Evansville City Administrator Jason Sergeant said there’s a signed contract with CHS to start construction on a large plot of land in the summer of 2026. The southern Wisconsin city government is just waiting for CHS to confirm it will happen.

“We have those dates in our contract, and they’re just obligated to kind of tell us when they’ve got to that next mile post,” Sergeant said.

In a statement, a spokesperson for the company said, “CHS is further analyzing the market and biofuel policies to make sure the right mechanisms are in place to support executing further on the investment.”

Even if the CHS plan goes forward, the plant wouldn’t come online for a few years, leaving Wisconsin farmers with 100 million bushels of beans in the fall 2025 harvest and no good place to sell them.

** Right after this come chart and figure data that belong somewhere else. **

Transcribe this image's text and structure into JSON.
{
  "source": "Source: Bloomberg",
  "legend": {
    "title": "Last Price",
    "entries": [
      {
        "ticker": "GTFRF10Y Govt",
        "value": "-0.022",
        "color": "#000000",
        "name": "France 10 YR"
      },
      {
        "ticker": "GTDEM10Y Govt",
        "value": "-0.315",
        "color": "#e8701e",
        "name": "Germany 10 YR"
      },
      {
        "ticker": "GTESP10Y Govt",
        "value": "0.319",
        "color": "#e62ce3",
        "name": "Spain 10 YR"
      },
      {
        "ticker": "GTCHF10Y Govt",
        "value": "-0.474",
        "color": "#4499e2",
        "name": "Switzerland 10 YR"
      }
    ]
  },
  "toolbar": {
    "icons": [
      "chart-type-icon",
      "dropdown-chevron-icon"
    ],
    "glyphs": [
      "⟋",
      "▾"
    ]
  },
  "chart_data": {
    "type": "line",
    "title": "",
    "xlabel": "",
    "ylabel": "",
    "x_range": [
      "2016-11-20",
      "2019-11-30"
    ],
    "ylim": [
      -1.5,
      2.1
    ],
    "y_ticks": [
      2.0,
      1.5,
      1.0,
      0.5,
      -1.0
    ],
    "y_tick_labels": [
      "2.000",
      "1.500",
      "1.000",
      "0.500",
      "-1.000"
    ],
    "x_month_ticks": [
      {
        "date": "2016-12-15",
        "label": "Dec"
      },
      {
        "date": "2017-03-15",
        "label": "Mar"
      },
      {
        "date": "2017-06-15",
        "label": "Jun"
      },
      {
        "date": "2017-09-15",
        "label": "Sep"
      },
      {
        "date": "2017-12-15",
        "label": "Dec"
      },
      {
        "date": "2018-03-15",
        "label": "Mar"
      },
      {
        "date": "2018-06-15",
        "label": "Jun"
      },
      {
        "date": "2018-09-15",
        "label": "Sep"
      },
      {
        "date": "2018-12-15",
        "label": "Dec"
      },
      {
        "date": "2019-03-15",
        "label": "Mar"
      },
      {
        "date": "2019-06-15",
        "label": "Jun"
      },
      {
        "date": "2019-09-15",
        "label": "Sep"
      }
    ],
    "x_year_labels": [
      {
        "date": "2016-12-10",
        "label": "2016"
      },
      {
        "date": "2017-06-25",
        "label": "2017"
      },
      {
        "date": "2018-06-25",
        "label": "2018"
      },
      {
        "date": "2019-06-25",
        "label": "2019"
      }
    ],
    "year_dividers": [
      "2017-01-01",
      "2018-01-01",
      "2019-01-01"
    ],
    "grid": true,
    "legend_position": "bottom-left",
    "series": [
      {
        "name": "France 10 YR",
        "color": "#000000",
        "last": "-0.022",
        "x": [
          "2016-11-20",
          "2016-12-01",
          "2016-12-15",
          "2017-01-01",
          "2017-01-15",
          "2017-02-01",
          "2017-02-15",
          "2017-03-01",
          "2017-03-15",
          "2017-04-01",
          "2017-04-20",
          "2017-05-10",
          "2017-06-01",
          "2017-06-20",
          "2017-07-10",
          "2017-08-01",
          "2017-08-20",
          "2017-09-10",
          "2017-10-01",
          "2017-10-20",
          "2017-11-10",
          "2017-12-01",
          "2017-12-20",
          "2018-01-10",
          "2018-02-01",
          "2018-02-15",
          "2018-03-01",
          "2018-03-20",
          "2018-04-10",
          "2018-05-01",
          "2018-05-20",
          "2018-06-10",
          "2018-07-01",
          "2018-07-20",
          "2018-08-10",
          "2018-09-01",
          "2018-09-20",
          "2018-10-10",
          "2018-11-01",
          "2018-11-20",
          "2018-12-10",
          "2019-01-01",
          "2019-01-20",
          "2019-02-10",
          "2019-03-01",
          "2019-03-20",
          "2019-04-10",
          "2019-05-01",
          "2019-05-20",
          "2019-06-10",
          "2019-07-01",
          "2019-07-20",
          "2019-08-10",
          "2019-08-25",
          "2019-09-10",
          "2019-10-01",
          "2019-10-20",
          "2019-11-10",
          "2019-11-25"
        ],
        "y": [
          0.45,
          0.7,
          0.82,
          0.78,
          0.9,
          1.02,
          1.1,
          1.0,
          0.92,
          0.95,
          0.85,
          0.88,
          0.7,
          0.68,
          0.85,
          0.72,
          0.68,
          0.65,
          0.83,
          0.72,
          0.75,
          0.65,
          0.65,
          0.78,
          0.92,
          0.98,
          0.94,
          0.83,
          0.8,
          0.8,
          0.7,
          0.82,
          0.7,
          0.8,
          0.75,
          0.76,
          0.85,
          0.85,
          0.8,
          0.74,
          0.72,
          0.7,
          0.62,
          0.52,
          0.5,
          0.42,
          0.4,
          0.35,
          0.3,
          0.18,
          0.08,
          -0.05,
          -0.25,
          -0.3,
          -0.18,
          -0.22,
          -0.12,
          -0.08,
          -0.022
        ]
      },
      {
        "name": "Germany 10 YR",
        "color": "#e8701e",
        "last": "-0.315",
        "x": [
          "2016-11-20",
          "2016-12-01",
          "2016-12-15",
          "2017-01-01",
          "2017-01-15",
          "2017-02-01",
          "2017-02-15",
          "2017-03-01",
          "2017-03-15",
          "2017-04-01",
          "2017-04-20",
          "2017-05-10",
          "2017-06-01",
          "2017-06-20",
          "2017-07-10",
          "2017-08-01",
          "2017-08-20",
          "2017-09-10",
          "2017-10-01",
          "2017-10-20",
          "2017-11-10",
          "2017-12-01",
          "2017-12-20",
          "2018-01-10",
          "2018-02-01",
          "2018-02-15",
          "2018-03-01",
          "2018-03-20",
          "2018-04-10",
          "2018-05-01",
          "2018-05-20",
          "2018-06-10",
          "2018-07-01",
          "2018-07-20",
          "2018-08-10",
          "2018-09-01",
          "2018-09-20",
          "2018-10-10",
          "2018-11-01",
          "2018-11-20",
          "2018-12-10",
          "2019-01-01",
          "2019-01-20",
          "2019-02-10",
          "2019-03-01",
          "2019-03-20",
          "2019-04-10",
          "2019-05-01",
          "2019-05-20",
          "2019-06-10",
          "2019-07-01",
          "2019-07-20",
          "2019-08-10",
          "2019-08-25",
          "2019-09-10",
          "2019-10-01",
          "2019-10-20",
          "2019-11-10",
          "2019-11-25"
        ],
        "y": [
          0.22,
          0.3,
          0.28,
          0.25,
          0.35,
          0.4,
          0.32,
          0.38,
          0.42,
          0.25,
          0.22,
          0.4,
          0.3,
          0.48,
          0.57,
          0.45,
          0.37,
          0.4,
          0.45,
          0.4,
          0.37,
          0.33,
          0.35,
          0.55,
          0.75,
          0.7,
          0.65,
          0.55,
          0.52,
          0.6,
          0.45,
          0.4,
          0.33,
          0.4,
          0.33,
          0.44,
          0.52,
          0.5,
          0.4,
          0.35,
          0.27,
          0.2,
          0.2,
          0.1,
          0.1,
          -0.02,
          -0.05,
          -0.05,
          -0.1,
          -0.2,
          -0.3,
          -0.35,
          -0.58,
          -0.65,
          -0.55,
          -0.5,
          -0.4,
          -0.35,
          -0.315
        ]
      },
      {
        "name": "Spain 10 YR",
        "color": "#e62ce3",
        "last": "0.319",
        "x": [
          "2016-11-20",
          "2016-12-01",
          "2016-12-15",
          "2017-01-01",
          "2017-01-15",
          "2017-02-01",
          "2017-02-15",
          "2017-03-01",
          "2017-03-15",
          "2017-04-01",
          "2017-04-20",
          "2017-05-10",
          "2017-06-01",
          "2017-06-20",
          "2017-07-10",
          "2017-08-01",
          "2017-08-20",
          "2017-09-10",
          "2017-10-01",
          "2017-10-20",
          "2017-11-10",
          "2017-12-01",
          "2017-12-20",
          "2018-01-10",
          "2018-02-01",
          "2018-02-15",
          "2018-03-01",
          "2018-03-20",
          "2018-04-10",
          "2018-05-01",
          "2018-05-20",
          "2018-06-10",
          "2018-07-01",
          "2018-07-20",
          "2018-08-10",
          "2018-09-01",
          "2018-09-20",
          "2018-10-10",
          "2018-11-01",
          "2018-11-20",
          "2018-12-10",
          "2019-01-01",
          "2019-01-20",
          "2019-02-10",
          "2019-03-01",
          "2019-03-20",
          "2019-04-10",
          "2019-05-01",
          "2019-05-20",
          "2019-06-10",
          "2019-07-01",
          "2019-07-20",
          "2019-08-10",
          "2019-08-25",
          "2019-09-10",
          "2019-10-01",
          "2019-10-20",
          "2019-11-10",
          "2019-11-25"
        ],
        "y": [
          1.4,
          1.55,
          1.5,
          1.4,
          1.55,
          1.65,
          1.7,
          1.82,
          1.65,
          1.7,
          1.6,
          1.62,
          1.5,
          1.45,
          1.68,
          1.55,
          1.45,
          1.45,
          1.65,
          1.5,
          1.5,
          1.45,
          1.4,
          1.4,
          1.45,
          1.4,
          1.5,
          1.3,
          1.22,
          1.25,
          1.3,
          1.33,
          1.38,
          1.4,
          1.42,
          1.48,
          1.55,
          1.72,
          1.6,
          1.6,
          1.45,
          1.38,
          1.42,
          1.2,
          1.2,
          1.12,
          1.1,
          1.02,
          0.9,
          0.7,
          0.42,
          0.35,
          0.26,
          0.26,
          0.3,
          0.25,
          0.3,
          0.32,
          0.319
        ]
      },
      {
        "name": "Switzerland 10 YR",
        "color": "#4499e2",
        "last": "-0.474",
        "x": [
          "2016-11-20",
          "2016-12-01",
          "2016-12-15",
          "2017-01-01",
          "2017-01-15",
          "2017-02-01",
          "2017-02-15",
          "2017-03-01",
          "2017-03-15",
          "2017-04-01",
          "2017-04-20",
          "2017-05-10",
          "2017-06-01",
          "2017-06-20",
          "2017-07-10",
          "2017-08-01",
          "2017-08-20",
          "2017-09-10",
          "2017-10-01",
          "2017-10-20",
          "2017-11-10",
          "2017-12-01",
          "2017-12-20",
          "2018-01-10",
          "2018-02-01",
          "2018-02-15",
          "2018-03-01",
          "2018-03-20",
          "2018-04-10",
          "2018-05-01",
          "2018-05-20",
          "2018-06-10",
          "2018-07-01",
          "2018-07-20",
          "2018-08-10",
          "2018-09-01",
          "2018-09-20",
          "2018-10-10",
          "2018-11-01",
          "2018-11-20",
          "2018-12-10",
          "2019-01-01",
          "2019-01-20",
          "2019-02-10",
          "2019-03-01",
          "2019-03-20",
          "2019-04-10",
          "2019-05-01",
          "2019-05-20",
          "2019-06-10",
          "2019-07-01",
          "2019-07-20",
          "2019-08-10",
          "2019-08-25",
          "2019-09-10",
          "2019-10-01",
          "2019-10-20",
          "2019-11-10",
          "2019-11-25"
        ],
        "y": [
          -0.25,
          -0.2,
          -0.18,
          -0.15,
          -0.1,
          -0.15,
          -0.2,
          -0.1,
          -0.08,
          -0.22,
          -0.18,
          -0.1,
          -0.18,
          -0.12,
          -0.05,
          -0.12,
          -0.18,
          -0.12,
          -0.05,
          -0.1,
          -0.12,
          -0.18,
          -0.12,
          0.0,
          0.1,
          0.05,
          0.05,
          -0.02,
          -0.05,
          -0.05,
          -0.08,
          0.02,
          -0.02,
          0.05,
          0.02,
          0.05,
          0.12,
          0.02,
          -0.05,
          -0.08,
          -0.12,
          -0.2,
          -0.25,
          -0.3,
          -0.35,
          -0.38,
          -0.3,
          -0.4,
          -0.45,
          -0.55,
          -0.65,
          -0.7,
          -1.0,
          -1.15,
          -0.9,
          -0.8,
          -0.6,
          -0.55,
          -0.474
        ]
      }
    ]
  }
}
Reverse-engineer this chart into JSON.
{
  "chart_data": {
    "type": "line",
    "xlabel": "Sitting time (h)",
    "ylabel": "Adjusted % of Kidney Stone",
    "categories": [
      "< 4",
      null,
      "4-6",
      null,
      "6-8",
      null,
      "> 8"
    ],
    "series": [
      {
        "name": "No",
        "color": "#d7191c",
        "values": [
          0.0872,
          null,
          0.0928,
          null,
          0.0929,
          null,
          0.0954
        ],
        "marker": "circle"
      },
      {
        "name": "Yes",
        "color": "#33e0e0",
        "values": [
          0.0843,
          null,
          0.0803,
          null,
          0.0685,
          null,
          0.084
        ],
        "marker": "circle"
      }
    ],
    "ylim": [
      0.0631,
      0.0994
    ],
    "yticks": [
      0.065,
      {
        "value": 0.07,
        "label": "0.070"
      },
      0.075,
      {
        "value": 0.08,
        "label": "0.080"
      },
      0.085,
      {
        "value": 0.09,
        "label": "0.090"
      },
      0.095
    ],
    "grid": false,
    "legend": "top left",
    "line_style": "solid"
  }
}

“You know, you leave your farm to your children, and before I came along, they’d go out, they’d have to borrow money,” Trump said at a campaign rally in Waunakee on Oct 1, 2024.

Even though Trump started this trade war, Bensend and Rebout aren’t sure if this will change how farmers think about him.

“By and large, Trump is a free-market person. However, he’s become a little bit protectionist with this tariff approach, and I think, I think we’re concerned. I think we’re very concerned, because it’s affecting our livelihoods,” said Bensend.

“You go talk to farmers — there are some farmers that love him, some farmers that hate him, and some farmers that are a little less optimistic now,” said Rebout.

Combining soybeans is a dusty business, but when the dust settles from this harvest, Wisconsin farmers will be on the losing end of an international trade war. The impact will be felt all across the state.

“So to think that it’s just a farmer’s problem is shortsighted. Agriculture is still the basis of our economy in so many ways, especially here in Wisconsin,” Bensend said.

“It’s not just impacting us,” Rebout said. “You know, it’s impacting our local communities, because like I said, when we have those bad years and we’re not spending that money, the local businesses aren’t getting the money.”